Exhibits Director Mike Schaadt said schoolchildren already are fascinated by the new whale. "They go right up to it, touching it, feeling the barnacles and asking questions. That's what learning is all about," he said.

Children will be able to learn about whales by playing carnival games devised by the museum staff. Zambrano calls them entertainment with a little motivation thrown in. "They help people learn in a less frightening way. It's a little intimidating to walk into a museum and see all the bones. We make a game out of it," he said.

In one ring-toss game, youngsters learn about lice and other parasites that attach to whales by aiming their rings at simulated lice on a simulated whale. Another game relates to the squid diet enjoyed by sperm whales. In it, rubber squid are catapulted into a bucket, which represents a whale's mouth.

Imagination will be rewarded in the "Great Cetacean Creation Sensation Contest," which offers plaques as prizes for creative renditions of whales, dolphins or porpoises. Any kind of material may be used. "The only requirement is that they be less than four-feet long and free-standing," Zambrano said. Entries may be brought to the museum until 10 a.m. Saturday.

In past contests, adults have entered exquisitely carved wooden whales or whales made out of stained glass.

"Children make them out of everything," Zambrano said. "One little girl took two broken potato chips, and the way she arranged them, they looked like a whale."
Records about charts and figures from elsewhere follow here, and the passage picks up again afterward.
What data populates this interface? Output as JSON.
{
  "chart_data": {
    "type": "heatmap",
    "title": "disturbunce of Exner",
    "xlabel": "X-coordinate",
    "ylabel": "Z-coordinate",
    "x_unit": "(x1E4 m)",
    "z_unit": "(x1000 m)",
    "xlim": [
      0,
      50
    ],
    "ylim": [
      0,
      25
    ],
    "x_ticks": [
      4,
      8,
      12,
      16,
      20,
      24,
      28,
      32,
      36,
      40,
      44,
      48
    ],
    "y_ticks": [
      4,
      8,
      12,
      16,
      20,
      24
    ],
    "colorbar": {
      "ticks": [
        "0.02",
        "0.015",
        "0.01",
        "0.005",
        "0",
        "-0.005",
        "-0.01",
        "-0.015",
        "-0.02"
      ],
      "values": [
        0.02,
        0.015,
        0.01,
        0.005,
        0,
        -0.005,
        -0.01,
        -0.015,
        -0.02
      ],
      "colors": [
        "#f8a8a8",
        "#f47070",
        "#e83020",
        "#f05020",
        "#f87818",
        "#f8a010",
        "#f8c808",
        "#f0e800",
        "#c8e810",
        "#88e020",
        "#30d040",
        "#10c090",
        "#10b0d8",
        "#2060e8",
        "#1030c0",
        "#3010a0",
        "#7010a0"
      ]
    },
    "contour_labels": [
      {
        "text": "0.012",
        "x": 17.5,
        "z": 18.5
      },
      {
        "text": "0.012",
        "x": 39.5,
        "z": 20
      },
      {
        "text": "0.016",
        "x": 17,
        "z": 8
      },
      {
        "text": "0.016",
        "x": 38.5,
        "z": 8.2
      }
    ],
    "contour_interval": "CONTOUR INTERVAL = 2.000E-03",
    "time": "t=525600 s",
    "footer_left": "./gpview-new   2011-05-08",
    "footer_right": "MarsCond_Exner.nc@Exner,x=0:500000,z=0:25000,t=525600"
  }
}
Rounding out the day's events will be arts and crafts for children, museum presentations, food booths and the sale of sweat shirts and souvenirs. Members of the Los Angeles chapter of the American Cetacean Society, which is co-sponsoring the fiestas with the museum, will be on hand to tell people everything they want to know about whales.

Zambrano said the fiesta is "meant to be a family oriented day, where people can learn things in a very informal and fun way."